On this group of networks, the proposed method obtains the largest modularity on 6 of the 7 networks, suggesting that the detected results on the 6 networks are the best among the comparison algorithms. Only on another network, the quality of the detected result is not the highest, but it is still the second best. For comparison algorithms, only FastQ obtains the largest modularity on network E. Coli once; the detected modularity of Walktrap, IsoFdp, LPA, Attractor, and WMW on any network is not the largest. Furthermore, their values of the modularity are smaller than those of our method with a larger difference on most of networks. IsoFdp even cannot manage to extract the effective results from networks E. Coli, PolBlogs, and YeastL, because these networks are not connected, whereas IsoFdp can only extract communities from the connected networks. This result manifests the effectiveness of the proposed framework; the proposed method can detect the high-quality community structures steadily from networks and outperform the competitors significantly.

5. Conclusion

In the seed-expanding based community-detection methods, the selection of seed vertices is vital to the quality of the resulting community structure. Many algorithms exploit the centrality to select seed vertices from the network, but each centrality describes the importance of each vertex from different perspectives; it has both upsides and downsides simultaneously when it is used in such a scenario. Therefore, seed vertices identified using one single centrality are always not the best ones. We attempt to integrate multiple centralities’ utilization via the TOPSIS multi-attribute decision-making technology in this paper, and propose a framework to consider multiple centralities by treating each of them as an attribute, ranking vertices according to the scores which are calculated by using TOPSIS, and taking top-rank vertices as the seeds. Then, we also develop a strategy to expand communities based on the selected seeds by attracting the most similar neighbors of vertices inside communities to join.

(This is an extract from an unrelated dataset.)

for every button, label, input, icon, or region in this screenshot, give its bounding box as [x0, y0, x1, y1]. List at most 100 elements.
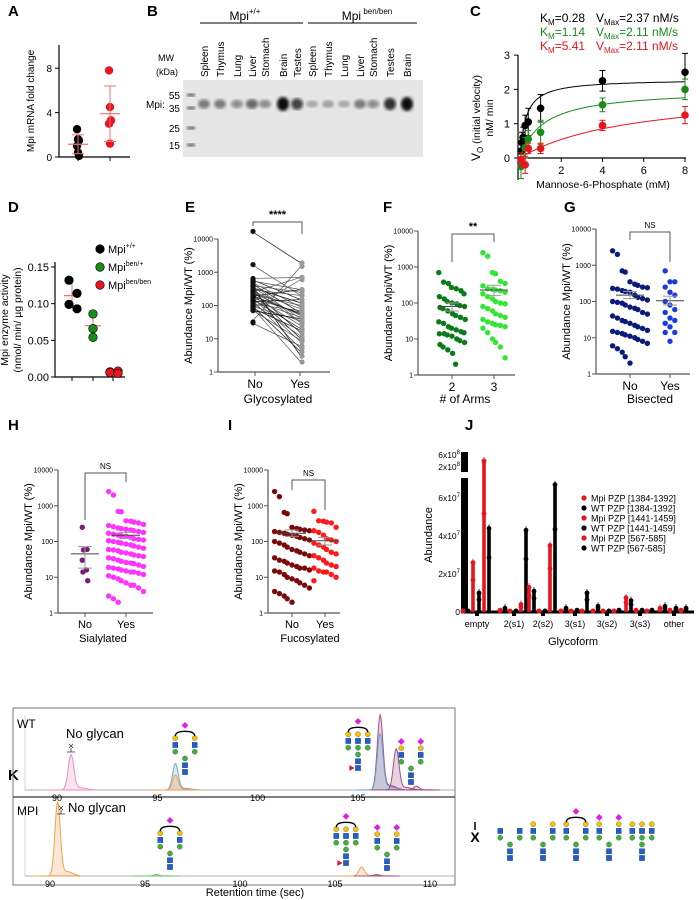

Next, we get a concretized community-detection method from the proposed framework by considering four concrete centralities. We have performed the experiments about this method on both some synthetic networks and some real-world networks; the effectiveness of the proposed framework is tested by the experimental results, which also manifests that the concretized method can detect high-quality community structure from networks steadily.

Data Availability

The data used to support the findings of this study are available from the corresponding author upon request.

Conflicts of Interest

The authors declare that they have no conflicts of interest.

Acknowledgments

This work was partially supported by the project of Key R&D Program of Ningxia Province, China (Grant no.: 2018BEE03026).